Les sites de comparaison de prix et de prestations s’inscrivent dans une démarche semblable de participation : TripAdvisor, Hotel.com, etc. Des marques très anciennes, comme Monopoly (1920) ont créé le buzz en proposant aux internautes de choisir les nouvelles villes qui serviraient de cadre au jeu (même si le choix de Montcuq, en France, a été censuré). De son côté, Google fait appel sans le leur dire aux utilisateurs ; son algorithme de recherche est largement fondé sur leur fréquentation des sites (qu’ils retrouvent ensuite en tête de liste, ce qui accroît leur fréquentation).

L’approche communautaire…

La participation du client à l’évolution de la marque a permis de rééquilibrer la relation verticale qui existait traditionnellement entre les deux, qui s’exerçait essentiellement de haut en bas. Avec le développement d’Internet, le participatif s’est allié au communautaire. Les clients ont non seulement le sentiment d’être des interlocuteurs des marques (relation verticale), mais aussi des membres d’un groupe ou d’une communauté qui leur ressemble (relation horizontale).

Ainsi, le succès planétaire de l’iPhone d’Apple ne s’explique pas seulement par la participation de particuliers doués qui développent des applications, lesquelles constituent la motivation principale de l’achat et de l’usage des smartphones. En ayant ses propres codes (y compris les codes sources), en instaurant un écosystème fermé et “propriétaire”, la marque a réussi à créer autour d’elle une communauté de fans, qui sont autant d’ambassadeurs. Free est allé plus loin dans la logique communautaire, en permettant par exemple aux Freenautes d’accéder au Freewifi partout où des Freebox sont ouvertes aux autres membres, à condition qu’ils soient eux-mêmes participants. Orange joue aussi depuis quelques mois sur ce registre avec son service Sosh (socialize) destiné aux jeunes.

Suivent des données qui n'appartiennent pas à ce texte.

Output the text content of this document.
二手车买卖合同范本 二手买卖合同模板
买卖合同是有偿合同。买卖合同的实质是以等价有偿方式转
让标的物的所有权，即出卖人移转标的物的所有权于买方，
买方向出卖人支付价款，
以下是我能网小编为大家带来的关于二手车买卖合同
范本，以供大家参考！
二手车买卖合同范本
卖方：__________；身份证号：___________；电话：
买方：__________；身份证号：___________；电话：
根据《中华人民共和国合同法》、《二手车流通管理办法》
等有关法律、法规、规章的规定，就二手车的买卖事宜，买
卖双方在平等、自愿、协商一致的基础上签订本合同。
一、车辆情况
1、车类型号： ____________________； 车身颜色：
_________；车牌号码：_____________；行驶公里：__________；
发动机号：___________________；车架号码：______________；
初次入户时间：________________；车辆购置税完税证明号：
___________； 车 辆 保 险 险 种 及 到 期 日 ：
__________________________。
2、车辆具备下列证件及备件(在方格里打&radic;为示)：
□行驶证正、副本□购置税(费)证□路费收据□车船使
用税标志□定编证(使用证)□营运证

La politique s’est mise aussi au collaboratif : l’exemple le plus flagrant est celui de la “marque” Obama, largement promue par les réseaux mis en place lors de la présidentielle de 2008 par les spin doctors du futur président. Un an auparavant, la marque Ségolène Royal avait accru sa notoriété en lançant la “démocratie participative” (pléonasme révélateur des difficultés des pays démocratiques à retrouver le lien avec le peuple). Dans un autre genre, la SNCF a développé le concept de l’idTGV, qui favorise l’interaction entre des voyageurs qui étaient auparavant indifférents les uns aux autres. Laquelle profite évidemment à la marque qui permet cette relation horizontale.

On observera là encore que les mutuelles et les coopératives ont été des précurseurs. Fondées sur la participation des adhérents ou sociétaires, elles reposaient aussi sur l’appartenance à une communauté, qui était souvent une profession (céréalier, producteur de lait, viticulteur…) ou une corporation. Leur fonctionnement, qui semblait dépassé il y a quelques années, est donc en réalité très moderne ; il constitue une source d’inspiration dans la réflexion actuelle sur les marques.

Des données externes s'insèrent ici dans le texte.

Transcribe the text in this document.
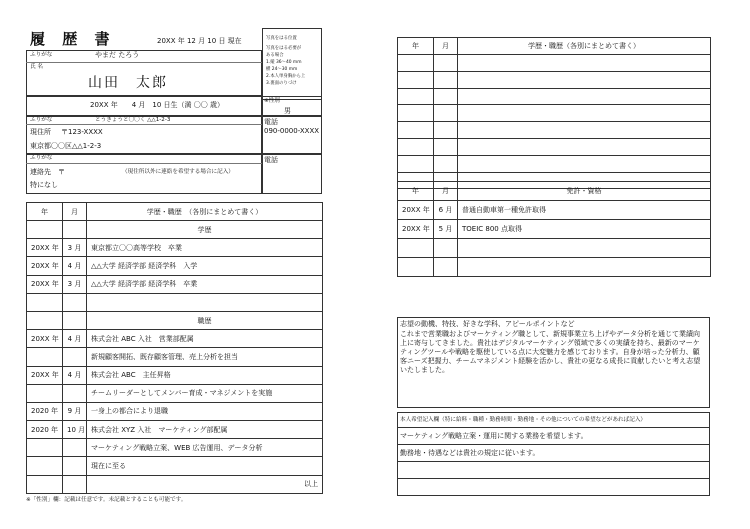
履 歴 書	20XX 年 12 月 10 日 現在	写真をはる位置
写真をはる必要が
ある場合
1.縦 36〜40 mm
横 24〜30 mm
2.本人単身胸から上
3.裏面のりづけ
ふりがな	やまだ たろう
氏 名
山田　太郎
20XX 年　　4 月　10 日生（満 〇〇 歳）	※性別
男
ふりがな	とうきょうと〇〇く △△1-2-3
現住所 〒123-XXXX
東京都〇〇区△△1-2-3
電話
090-0000-XXXX
ふりがな
連絡先　〒	（現住所以外に連絡を希望する場合に記入）
特になし
電話
年	月	学歴・職歴　（各別にまとめて書く）
		学歴
20XX 年	3 月	東京都立〇〇高等学校　卒業
20XX 年	4 月	△△大学 経済学部 経済学科　入学
20XX 年	3 月	△△大学 経済学部 経済学科　卒業

		職歴
20XX 年	4 月	株式会社 ABC 入社　営業部配属
		新規顧客開拓、既存顧客管理、売上分析を担当
20XX 年	4 月	株式会社 ABC　主任昇格
		チームリーダーとしてメンバー育成・マネジメントを実施
2020 年	9 月	一身上の都合により退職
2020 年	10 月	株式会社 XYZ 入社　マーケティング部配属
		マーケティング戦略立案、WEB 広告運用、データ分析
		現在に至る
		以上
※「性別」欄：記載は任意です。未記載とすることも可能です。
年	月	学歴・職歴（各別にまとめて書く）

年	月	免許・資格
20XX 年	6 月	普通自動車第一種免許取得
20XX 年	5 月	TOEIC 800 点取得

志望の動機、特技、好きな学科、アピールポイントなど
これまで営業職およびマーケティング職として、新規事業立ち上げやデータ分析を通じて業績向上に寄与してきました。貴社はデジタルマーケティング領域で多くの実績を持ち、最新のマーケティングツールや戦略を駆使している点に大変魅力を感じております。自身が培った分析力、顧客ニーズ把握力、チームマネジメント経験を活かし、貴社の更なる成長に貢献したいと考え志望いたしました。
本人希望記入欄（特に給料・職種・勤務時間・勤務地・その他についての希望などがあれば記入）
マーケティング戦略立案・運用に関する業務を希望します。
勤務地・待遇などは貴社の規定に従います。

Une nouvelle page à écrire

On peut observer a contrario que le déficit de participation et de coopération du consommateur à la vie des marques est de plus en plus sanctionné. Gap a dû revoir son logo après l’avoir modifié, sous la pression de ses clients. Déjà, dans les années 1980, Coca-Cola avait dû abandonner le New Coke ; l’entreprise a fait face également à de violentes critiques lors du lancement d’une eau minérale en Angleterre.

Il ne faudrait pas, enfin, confondre la tendance, réelle et durable, de la personnalisation (sur-mesure, “customisation”…) avec celles de la participation et de la collaboration. La première reste généralement verticale (même si elle implique une interactivité réelle : de haut en bas et de bas en haut). Les deux autres sont beaucoup plus actives. Elles favorisent un fonctionnement horizontal au moins autant que vertical. Chaque individu, client ou non, est un média, qui produit et diffuse des messages, réagit à ceux émis par ses pairs comme à ceux en provenance des “institutions” (dont les entreprises font partie pour l’opinion).

Il s’agit maintenant d'aller jusqu’au bout de la démarche (même si elle ne constitue pas bien sûr de la “fin de l'histoire” des marques), de miser sur l'intelligence collective, de redonner la main au consommateur sans pour autant abdiquer ses valeurs de marque, son identité, son histoire, ses objectifs. Le chemin est ouvert, prometteur, novateur.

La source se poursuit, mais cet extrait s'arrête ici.